What is the FTO gene?

 

Dr. Heatherton's biological discovery and its link to childhood obesity

Obesity, especially childhood obesity has become a global epidemic in recent years. Studies have gone back and forth on whether genetics, parenting, society, or personal decisions are primarily to blame.

Dr. Todd Heatherton, Professor in Human Relations in the Department of Psychological and Brain Sciences at Dartmouth College came to StFX in to discuss his research on self-regulation and its impact on obesity.

He defined self-regulation as either not doing something you want to do and inhibiting something rewarding or doing something you do not particularly want to do in order to initiate healthy behaviours. He went on to say that self-regulation problems on campus include cheating, eating disorders, addiction to social media, drugs, alcohol, and even sexual assault.

 
 

The Balance Model, a study done by Dr. Heatherton and his colleague Dr. Wagner in 2011, examined threats to self-regulation and, since eating activates reward regions in the brain, if pictures of food could eventually activate the same reward regions eating does. Heatherton’s research question became whether cue reactivity - reacting to pictures of food in this case, could predict whether a student would gain their ‘freshman 15’.

Self-regulation is the balance between reward and control and self-regulation failure is described as the ‘breakdown between reward and control which then results in an increased activity in brain reward regions.

Self-regulation failure, therefore, is a result of resource depletion, the idea that the ability to control oneself can be depleted over time. Dr. Heatherton proposed that resource depletion can be improved with specific training. He goes on to say that threats to self-regulation can have more of an impact on some people than others.

In regards to childhood obesity, some people suggest that the cause is an exposure to fast food advertising and that obese youth may simply be more responsive to food commercials than others. In a study conducted by Heatherton et al., they studied 40 youth between the ages of 12 and 16, twenty of which were obese and the others, of matching sex and age, were of average weight. Heatherton studied brain reactivity in response to food commercials and whether obese adolescents had a stronger reaction.

Interestingly, what was found was that in the overweight youth, their somatosensory networks were active when viewing the commercials, that is, the studies showed that they started to salivate and chew, which was not the result with those of average weight.

Heatherton suggested a few different reasons for why some obese children show greater cue responsivity. He said that genetically, some children simply find food cues more rewarding, which influences the balance between reward and control. Others may have less self-control and therefore a weaker executive system, which, some would speculate, is a result of societal influences. As a result, frontal areas became easy to blame as the reason for childhood obesity.

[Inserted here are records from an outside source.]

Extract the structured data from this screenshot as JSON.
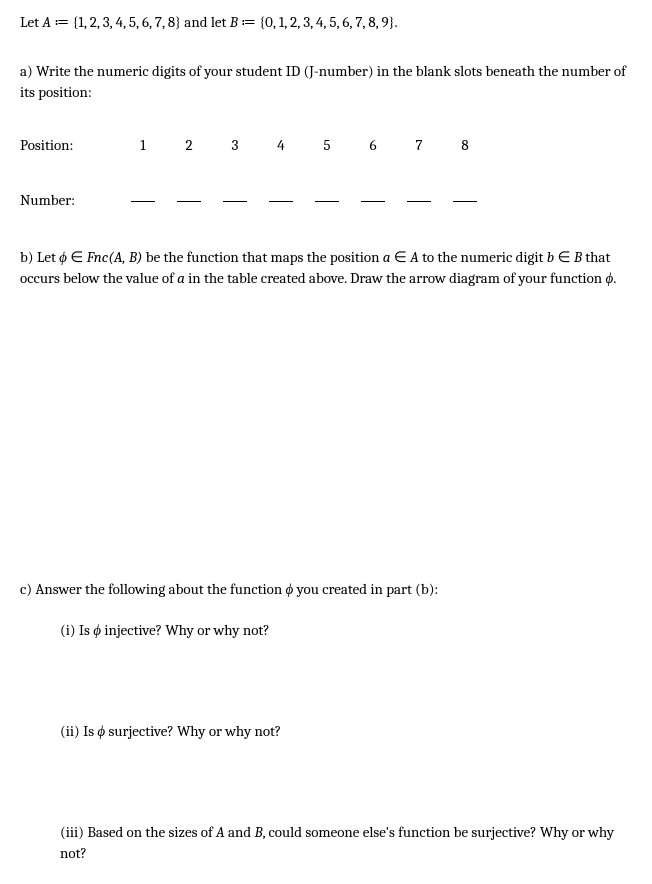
{
  "intro": {
    "text_pre": "Let ",
    "setA_name": "A",
    "assign": " ≔ ",
    "setA_val": "{1, 2, 3, 4, 5, 6, 7, 8}",
    "and": " and let ",
    "setB_name": "B",
    "setB_val": "{0, 1, 2, 3, 4, 5, 6, 7, 8, 9}",
    "period": "."
  },
  "partA": {
    "label": "a) Write the numeric digits of your student ID (J-number) in the blank slots beneath the number of its position:",
    "position_label": "Position:",
    "positions": [
      "1",
      "2",
      "3",
      "4",
      "5",
      "6",
      "7",
      "8"
    ],
    "number_label": "Number:"
  },
  "partB": {
    "prefix": "b) Let ",
    "phi": "ϕ",
    "in": " ∈ ",
    "fnc": "Fnc",
    "AB": "(A, B)",
    "mid1": " be the function that maps the position ",
    "a": "a",
    "inA": " ∈ ",
    "Aname": "A",
    "mid2": " to the numeric digit ",
    "b": "b",
    "inB": " ∈ ",
    "Bname": "B",
    "mid3": " that occurs below the value of ",
    "a2": "a",
    "mid4": " in the table created above. Draw the arrow diagram of your function ",
    "phi2": "ϕ",
    "period": "."
  },
  "partC": {
    "label_pre": "c) Answer the following about the function ",
    "phi": "ϕ",
    "label_post": " you created in part (b):",
    "sub1_pre": "(i) Is ",
    "sub1_phi": "ϕ",
    "sub1_post": " injective?  Why or why not?",
    "sub2_pre": "(ii) Is ",
    "sub2_phi": "ϕ",
    "sub2_post": " surjective? Why or why not?",
    "sub3_pre": "(iii) Based on the sizes of ",
    "sub3_A": "A",
    "sub3_and": " and ",
    "sub3_B": "B",
    "sub3_post": ", could someone else's function be surjective? Why or why not?"
  }
}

Dr. Heatherton and his colleagues discovered that the FTO gene, fat mass and obesity-associated, had direct relation to chances of a child becoming obese. In a study performed, those found to possess the FTO gene, even at a young age, were already significantly heavier than their peers and reacted immensely to cue reactivity in reward regions. That is, these children reacted much more to pictures and commercials of food.

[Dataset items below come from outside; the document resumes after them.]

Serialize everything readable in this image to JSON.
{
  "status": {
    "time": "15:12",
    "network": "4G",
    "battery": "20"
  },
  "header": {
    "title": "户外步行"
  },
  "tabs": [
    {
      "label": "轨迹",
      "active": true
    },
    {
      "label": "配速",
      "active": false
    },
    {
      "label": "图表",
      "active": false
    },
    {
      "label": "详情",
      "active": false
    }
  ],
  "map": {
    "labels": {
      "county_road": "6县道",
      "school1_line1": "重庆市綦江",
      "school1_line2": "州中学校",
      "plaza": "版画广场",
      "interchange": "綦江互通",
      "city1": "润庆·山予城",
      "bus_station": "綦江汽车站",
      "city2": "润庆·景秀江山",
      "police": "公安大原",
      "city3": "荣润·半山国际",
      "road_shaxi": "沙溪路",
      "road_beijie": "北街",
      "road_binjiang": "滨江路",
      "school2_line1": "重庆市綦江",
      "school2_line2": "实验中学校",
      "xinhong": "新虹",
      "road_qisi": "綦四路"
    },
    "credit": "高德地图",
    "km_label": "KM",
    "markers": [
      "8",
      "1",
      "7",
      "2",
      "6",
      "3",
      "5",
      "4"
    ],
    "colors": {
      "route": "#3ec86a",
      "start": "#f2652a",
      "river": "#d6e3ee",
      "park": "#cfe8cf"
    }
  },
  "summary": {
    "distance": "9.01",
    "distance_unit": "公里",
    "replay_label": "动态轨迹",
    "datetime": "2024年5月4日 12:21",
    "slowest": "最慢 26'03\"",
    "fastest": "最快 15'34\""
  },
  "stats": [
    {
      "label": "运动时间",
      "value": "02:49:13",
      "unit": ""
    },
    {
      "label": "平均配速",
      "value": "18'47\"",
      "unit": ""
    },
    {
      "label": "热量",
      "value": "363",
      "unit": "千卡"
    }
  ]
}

To further his study, Dr. Heatherton examined how self-regulation can be strengthened. He discovered that cue reward brain activity can predict real world self-regulatory behaviours and outcomes. Those with greater reward responses are more susceptible to self-regulation failure, meaning no activity because people are instantly regulating in order to resist food.

Childhood obesity is therefore associated with the FTO gene, resulting in increased food cue reactivity, meaning that there is, in fact, a significant genetic component, which, combined with increased media and advertising results in an unhealthy weight. The solution is not to build will-power but to reduce reward responses with food, which would, as a result, make it easier to inhibit unhealthy behaviour.

Obesity is a growing issue and does not have one explanation, nor one solution. However, with the work of Dr. Todd Heatherton, the FTO gene is now a subject of research, and children can be taught at a young age to reduce reward responses to lead to a healthier life.